Swan yesterday boasted that “our economy is already streets ahead of the other major advanced economies”. He argued that the higher than expected growth data confirmed that the government would deliver a budget surplus in three years. This is supposedly on the basis of spending cuts and budget “savings” already outlined during the August election campaign, together with relatively minor measures announced yesterday—including postponing both the “cash for clunkers” car rebate scheme and the Victoria Regional Rail Link—totalling $1.1 billion in reduced spending.


However, any slowdown in China’s economic expansion—let alone a full blown economic crisis in East Asia—would instantly upend all of the Gillard government’s projections. Similarly, the emergence of a “double dip” global recession or another shock to the financial system would inevitably trigger a major economic crisis in Australia. This is why the Australian Financial Review today warns of “unprecedented level of volatility and risk”, following the Treasury’s “Red Book” advice to the government that it must anticipate “large negative shocks from a volatile global economy in what looks like being an extended period of heightened uncertainty”.


World economic developments are determining the political agenda in every advanced capitalist country.
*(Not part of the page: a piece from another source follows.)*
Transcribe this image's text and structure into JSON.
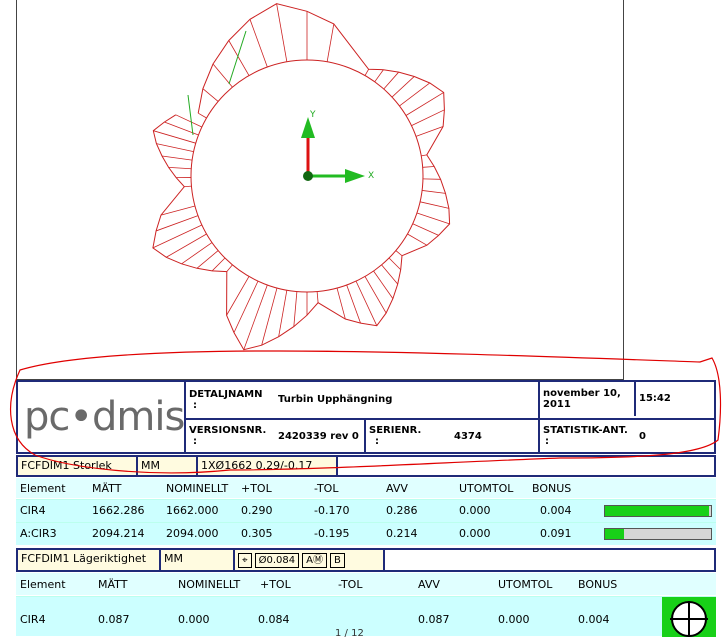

National governments everywhere are advancing savage austerity measures aimed at making the working class pay the price for the breakdown triggered by the 2008 financial crash in the United States. Australia is no exception.


The Liberal-National opposition coalition has also attacked the government for failing to proceed quickly enough. Shadow treasurer Joe Hockey has encouraged Gillard to adopt the opposition’s proposed $50 billion in cutbacks, including sacking 12,000 public sector workers.


The Labor government’s stalling on the implementation of the agenda being demanded by big business and finance capital is due to its deep fears about triggering explosive social struggles.


While the Australian Financial Review and the Murdoch press are urging Gillard to emulate her Labor predecessors between 1983 and 1996, Bob Hawke and Paul Keating, they were only able to carry through their assault on the social position of the working class—including mass sackings and the destruction of entire industries—due to lingering illusions both in the Labor government itself—as some kind of bulwark against the excesses of capitalism—and the treacherous role played by the trade unions, which utilised their authority among workers to smash resistance to the government’s “free market” program. Now, however, the trade unions are utterly discredited and the Labor government has no genuine social base of support. Gillard herself is without a parliamentary majority and confronted with ever-declining poll ratings. Widely regarded as in illegitimate prime minister, she is only in office thanks to the coup against Kevin Rudd and subsequent post-election horse trading with the Greens and independent parliamentarians.


Notwithstanding Labor’s concerns and its tenuous hold on office, Gillard has received her marching orders. She is on notice to outline a definite plan of action by the time the next budget is delivered.